Our first full day in Bruges, we awoke to clouds and some light rain. We had planned to rent bikes, but now we weren’t sure. We hemmed and hawed over breakfast. “Maybe it will be nicer tomorrow.” “But what if it’s worse?” We decided that although it was cloudy, the weather was still sufficient for a bike ride. For 6 Euro we rented bikes from our hostel. The man at the reception table gave us a good route which took us to Holland, the North Sea, and back. Off we went!
Biking on cobblestones is harder that it looks. Europeans make it seem so easy. It’s quite uncomfortable, but if you can get over the constant jostling, the scenery is quite nice. Soon enough we were on pavement and really cruising. Before leaving the center of Bruges, we stopped to check out some windmills.
A little info on the bike paths in Belgium: Imagine standard farm fields with dirt roads connecting them. Now pave them. This made up about 30% of the paths we took on our ride. Now add some canals as main thoroughfares, a few country roads with bike lanes, small gravel paths, and narrow off-road paths connecting everything. Each stretch of path/road had a number marking it. All we had to do was follow the signs for each next stretch of path, which were generally well marked.
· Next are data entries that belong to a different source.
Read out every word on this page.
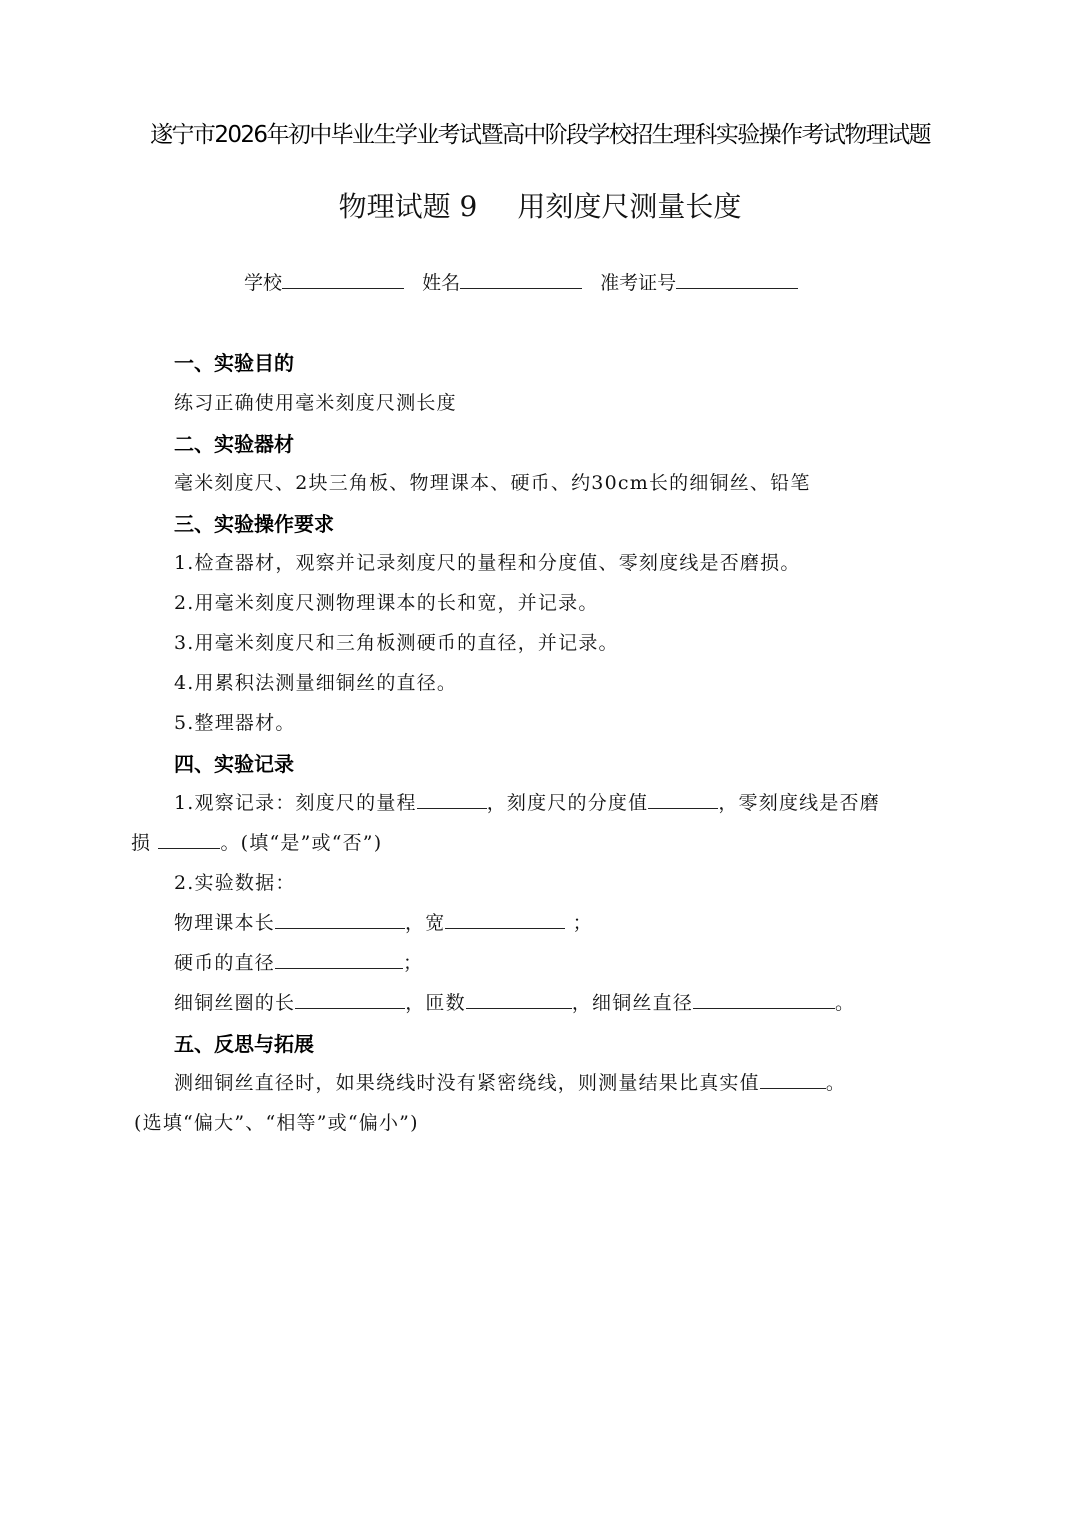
遂宁市2026年初中毕业生学业考试暨高中阶段学校招生理科实验操作考试物理试题
物理试题 9 用刻度尺测量长度
学校	姓名	准考证号
一、实验目的
练习正确使用毫米刻度尺测长度
二、实验器材
毫米刻度尺、2块三角板、物理课本、硬币、约30cm长的细铜丝、铅笔
三、实验操作要求
1.检查器材，观察并记录刻度尺的量程和分度值、零刻度线是否磨损。
2.用毫米刻度尺测物理课本的长和宽，并记录。
3.用毫米刻度尺和三角板测硬币的直径，并记录。
4.用累积法测量细铜丝的直径。
5.整理器材。
四、实验记录
1.观察记录：刻度尺的量程	，刻度尺的分度值	，零刻度线是否磨
损	。(填“是”或“否”)
2.实验数据：
物理课本长	，宽	；
硬币的直径	；
细铜丝圈的长	，匝数	，细铜丝直径	。
五、反思与拓展
测细铜丝直径时，如果绕线时没有紧密绕线，则测量结果比真实值	。
(选填“偏大”、“相等”或“偏小”)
It was a very smart system and it made our bike trip very easy to navigate.
The beginning of the trip started with a long stretch of bike path next to a long tree-lined canal. Occasionally, we’d pass a small town, or a lone house. Parts of it felt suburban—but you know, in a European suburban kind of way. Soon enough it felt like we were in the middle of nowhere—farm fields as far as the eye could see. Eventually, our route took us on gravel roads that snaked between marshland and cornfields, fields of uprooted onions, wildflowers, lush green grass, amazing Seuss-like trees, countless cows, stunning horses, baah-ing goats and sheep, and geese bathing themselves in backyards. It was wonderful. It was a cool, crisp Sunday, which made us think of fall Sundays in Minnesota—opening up the windows and letting the cool air float in, curling up and watching the Vikings (lose) and drinking a cider or beer, or both. But never mind that—we are in Belgium! Onward we biked.
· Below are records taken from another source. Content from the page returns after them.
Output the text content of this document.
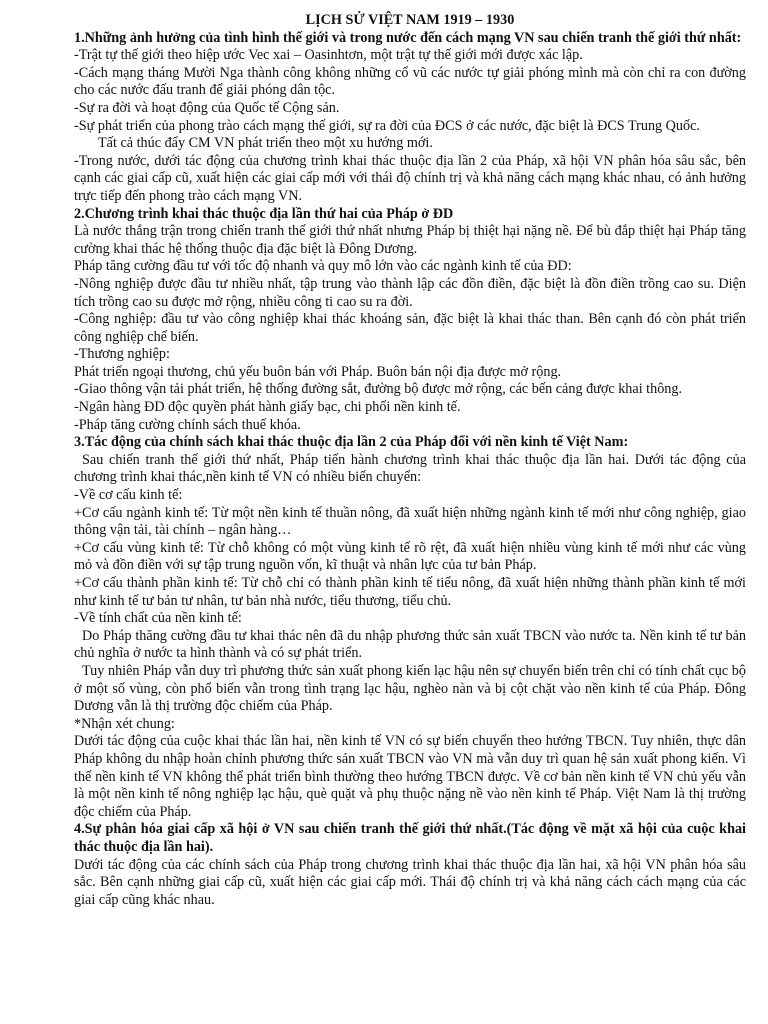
LỊCH SỬ VIỆT NAM 1919 – 1930

1.Những ảnh hưởng của tình hình thế giới và trong nước đến cách mạng VN sau chiến tranh thế giới thứ nhất:

-Trật tự thế giới theo hiệp ước Vec xai – Oasinhtơn, một trật tự thế giới mới được xác lập.

-Cách mạng tháng Mười Nga thành công không những cổ vũ các nước tự giải phóng mình mà còn chỉ ra con đường cho các nước đấu tranh để giải phóng dân tộc.

-Sự ra đời và hoạt động của Quốc tế Cộng sản.

-Sự phát triển của phong trào cách mạng thế giới, sự ra đời của ĐCS ở các nước, đặc biệt là ĐCS Trung Quốc.

Tất cả thúc đẩy CM VN phát triển theo một xu hướng mới.

-Trong nước, dưới tác động của chương trình khai thác thuộc địa lần 2 của Pháp, xã hội VN phân hóa sâu sắc, bên cạnh các giai cấp cũ, xuất hiện các giai cấp mới với thái độ chính trị và khả năng cách mạng khác nhau, có ảnh hưởng trực tiếp đến phong trào cách mạng VN.

2.Chương trình khai thác thuộc địa lần thứ hai của Pháp ở ĐD

Là nước thắng trận trong chiến tranh thế giới thứ nhất nhưng Pháp bị thiệt hại nặng nề. Để bù đắp thiệt hại Pháp tăng cường khai thác hệ thống thuộc địa đặc biệt là Đông Dương.

Pháp tăng cường đầu tư với tốc độ nhanh và quy mô lớn vào các ngành kinh tế của ĐD:

-Nông nghiệp được đầu tư nhiều nhất, tập trung vào thành lập các đồn điền, đặc biệt là đồn điền trồng cao su. Diện tích trồng cao su được mở rộng, nhiều công ti cao su ra đời.

-Công nghiệp: đầu tư vào công nghiệp khai thác khoáng sản, đặc biệt là khai thác than. Bên cạnh đó còn phát triển công nghiệp chế biến.

-Thương nghiệp:

Phát triển ngoại thương, chủ yếu buôn bán với Pháp. Buôn bán nội địa được mở rộng.

-Giao thông vận tải phát triển, hệ thống đường sắt, đường bộ được mở rộng, các bến cảng được khai thông.

-Ngân hàng ĐD độc quyền phát hành giấy bạc, chi phối nền kinh tế.

-Pháp tăng cường chính sách thuế khóa.

3.Tác động của chính sách khai thác thuộc địa lần 2 của Pháp đối với nền kinh tế Việt Nam:

Sau chiến tranh thế giới thứ nhất, Pháp tiến hành chương trình khai thác thuộc địa lần hai. Dưới tác động của chương trình khai thác,nền kinh tế VN có nhiều biến chuyển:

-Về cơ cấu kinh tế:

+Cơ cấu ngành kinh tế: Từ một nền kinh tế thuần nông, đã xuất hiện những ngành kinh tế mới như công nghiệp, giao thông vận tải, tài chính – ngân hàng…

+Cơ cấu vùng kinh tế: Từ chỗ không có một vùng kinh tế rõ rệt, đã xuất hiện nhiều vùng kinh tế mới như các vùng mỏ và đồn điền với sự tập trung nguồn vốn, kĩ thuật và nhân lực của tư bản Pháp.

+Cơ cấu thành phần kinh tế: Từ chỗ chỉ có thành phần kinh tế tiểu nông, đã xuất hiện những thành phần kinh tế mới như kinh tế tư bản tư nhân, tư bản nhà nước, tiểu thương, tiểu chủ.

-Về tính chất của nền kinh tế:

Do Pháp thăng cường đầu tư khai thác nên đã du nhập phương thức sản xuất TBCN vào nước ta. Nền kinh tế tư bản chủ nghĩa ở nước ta hình thành và có sự phát triển.

Tuy nhiên Pháp vẫn duy trì phương thức sản xuất phong kiến lạc hậu nên sự chuyển biến trên chỉ có tính chất cục bộ ở một số vùng, còn phổ biến vẫn trong tình trạng lạc hậu, nghèo nàn và bị cột chặt vào nền kinh tế của Pháp. Đông Dương vẫn là thị trường độc chiếm của Pháp.

*Nhận xét chung:

Dưới tác động của cuộc khai thác lần hai, nền kinh tế VN có sự biến chuyển theo hướng TBCN. Tuy nhiên, thực dân Pháp không du nhập hoàn chỉnh phương thức sản xuất TBCN vào VN mà vẫn duy trì quan hệ sản xuất phong kiến. Vì thế nền kinh tế VN không thể phát triển bình thường theo hướng TBCN được. Về cơ bản nền kinh tế VN chủ yếu vẫn là một nền kinh tế nông nghiệp lạc hậu, què quặt và phụ thuộc nặng nề vào nền kinh tế Pháp. Việt Nam là thị trường độc chiếm của Pháp.

4.Sự phân hóa giai cấp xã hội ở VN sau chiến tranh thế giới thứ nhất.(Tác động về mặt xã hội của cuộc khai thác thuộc địa lần hai).

Dưới tác động của các chính sách của Pháp trong chương trình khai thác thuộc địa lần hai, xã hội VN phân hóa sâu sắc. Bên cạnh những giai cấp cũ, xuất hiện các giai cấp mới. Thái độ chính trị và khả năng cách cách mạng của các giai cấp cũng khác nhau.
Eventually we biked into a Sluis, Holland and had a nice cheap lunch on a patio. Sluis is a small town with quite a lot of tourists. Crowded streets, filled patios, paddleboat rides--Sluis had it going on!
Eventually, we hopped on our bikes and headed to the North Sea. After a couple of hours, we reached the Knokke-Heist area. From what we could tell, it is a wealthy beach town with country clubs, golf courses, and a lot of HUGE (and seemingly) empty mansions. As we got closer to the beach, the buildings got taller and denser. Much like the U.S., the shore was lined with beach condos, but these buildings still had their own unique Belgian flare.
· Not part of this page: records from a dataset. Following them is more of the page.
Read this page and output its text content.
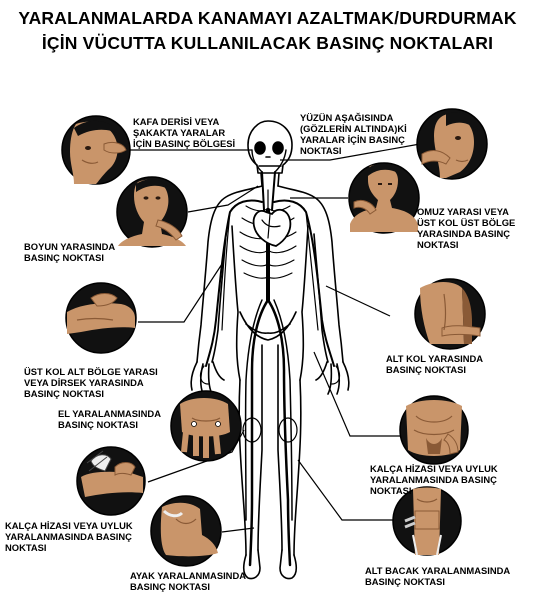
YARALANMALARDA KANAMAYI AZALTMAK/DURDURMAK
İÇİN VÜCUTTA KULLANILACAK BASINÇ NOKTALARI
KAFA DERİSİ VEYA
ŞAKAKTA YARALAR
İÇİN BASINÇ BÖLGESİ
YÜZÜN AŞAĞISINDA
(GÖZLERİN ALTINDA)Kİ
YARALAR İÇİN BASINÇ
NOKTASI
BOYUN YARASINDA
BASINÇ NOKTASI
OMUZ YARASI VEYA
ÜST KOL ÜST BÖLGE
YARASINDA BASINÇ
NOKTASI
ÜST KOL ALT BÖLGE YARASI
VEYA DİRSEK YARASINDA
BASINÇ NOKTASI
ALT KOL YARASINDA
BASINÇ NOKTASI
EL YARALANMASINDA
BASINÇ NOKTASI
KALÇA HİZASI VEYA UYLUK
YARALANMASINDA BASINÇ
NOKTASI
KALÇA HİZASI VEYA UYLUK
YARALANMASINDA BASINÇ
NOKTASI
AYAK YARALANMASINDA
BASINÇ NOKTASI
ALT BACAK YARALANMASINDA
BASINÇ NOKTASI
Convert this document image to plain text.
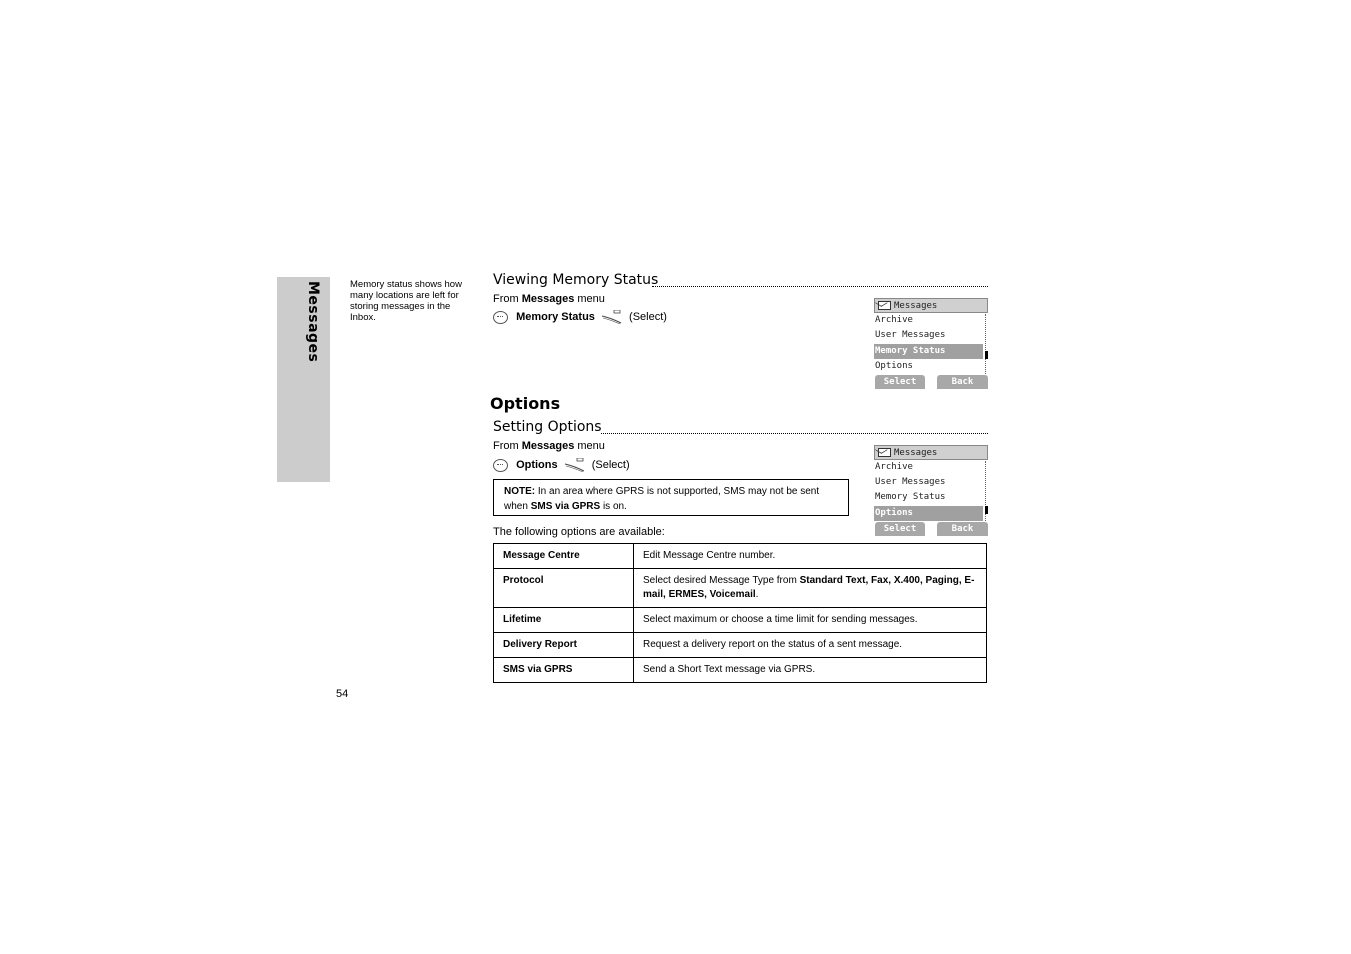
Messages	Memory status shows how many locations are left for storing messages in the Inbox.
Viewing Memory Status
From Messages menu
Memory Status	(Select)
Messages
Archive
User Messages
Memory Status
Options
Select	Back
Options
Setting Options
From Messages menu
Options	(Select)
NOTE: In an area where GPRS is not supported, SMS may not be sent when SMS via GPRS is on.
Messages
Archive
User Messages
Memory Status
Options
Select	Back
The following options are available:
Message Centre	Edit Message Centre number.
Protocol	Select desired Message Type from Standard Text, Fax, X.400, Paging, E-mail, ERMES, Voicemail.
Lifetime	Select maximum or choose a time limit for sending messages.
Delivery Report	Request a delivery report on the status of a sent message.
SMS via GPRS	Send a Short Text message via GPRS.
54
It was insanely windy on the beach, so we didn’t stick around for long. We walked down to the water to stick our hands in the North Sea, pick up a few shells, and admire the view which included many wind turbines installed beyond the shoreline.
We were already pretty tired by the time we headed back to Bruges. I was nervous that the ride back would be a shilthorn like experience—grueling and never ending. The further we got from the coast, the less windy it became, and the more pleasant the biking. Within an hour or so, we were biking back into Bruges city center ready for a beer!